That wasn’t the right thing to say, either. He can tell because he can almost hear Hera sigh. A sigh without lungs has no other purpose than to express disappointment.

So he keeps talking. The tried and true Doug Eiffel strategy of digging the hole deeper until the right combination of things comes out of his mouth.

“Don’t feel silly,” he says. “I mean, if it makes you feel better it is your job? And I don’t mind. And - “

“It’s okay, Officer Eiffel,” Hera says, and this isn’t working, it’s really far off the mark, and Eiffel had missed her. He’d missed everyone, even the damn station, how couldn’t he? The U.S.S. Red Robin made the Hephaestus feel like a four-star resort by comparison, duct tape and all. The station and everyone inside it were, by all accounts, the closest thing any of them had to home for hundreds of thousands of miles.

He’d really thought he wouldn’t see any of them ever again. Hear any of them. Game over. End of the line. You’re out of tokens, and the power is out.

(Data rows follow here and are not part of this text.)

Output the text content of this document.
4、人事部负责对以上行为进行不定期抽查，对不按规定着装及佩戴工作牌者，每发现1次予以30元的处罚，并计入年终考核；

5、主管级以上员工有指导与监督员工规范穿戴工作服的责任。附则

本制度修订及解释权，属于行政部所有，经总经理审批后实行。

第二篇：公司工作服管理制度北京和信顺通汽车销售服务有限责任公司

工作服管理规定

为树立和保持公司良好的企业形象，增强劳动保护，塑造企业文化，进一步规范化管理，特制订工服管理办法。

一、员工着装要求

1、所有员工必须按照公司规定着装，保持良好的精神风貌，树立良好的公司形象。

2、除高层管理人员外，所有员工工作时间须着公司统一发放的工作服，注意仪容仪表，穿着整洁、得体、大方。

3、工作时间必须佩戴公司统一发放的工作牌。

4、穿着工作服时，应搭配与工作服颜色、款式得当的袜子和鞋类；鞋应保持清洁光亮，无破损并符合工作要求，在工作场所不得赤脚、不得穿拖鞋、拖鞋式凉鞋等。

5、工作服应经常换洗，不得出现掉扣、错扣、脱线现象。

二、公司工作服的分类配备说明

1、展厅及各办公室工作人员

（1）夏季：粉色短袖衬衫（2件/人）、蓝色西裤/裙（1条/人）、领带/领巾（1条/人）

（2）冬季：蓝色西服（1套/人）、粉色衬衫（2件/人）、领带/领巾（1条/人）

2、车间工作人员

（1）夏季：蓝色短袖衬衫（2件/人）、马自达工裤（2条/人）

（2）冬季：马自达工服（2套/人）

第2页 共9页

“Look, hey,” Eiffel says. “Let me tell you something. Pull up a, uh, metaphorical chair, wouldja?”

“What is it?” Hera asks.

“Just get comfy.”

“Lounging by a metaphorical fireplace.”

“Exactly what I mean.” Eiffel takes a deep breath. He hasn’t said this out loud in a long time. Not since coming aboard the station, not really.

There’s something strange and sacred about saying things out loud, to someone else. Knowing them, remembering them in your heart means that they’re yours. But sharing them is something bigger. The implications of that aren’t lost on him - music from somewhere very far away coming through the speakers, his voice carrying a message to them from beings none of them have met. Being overheard makes things real. Makes them matter.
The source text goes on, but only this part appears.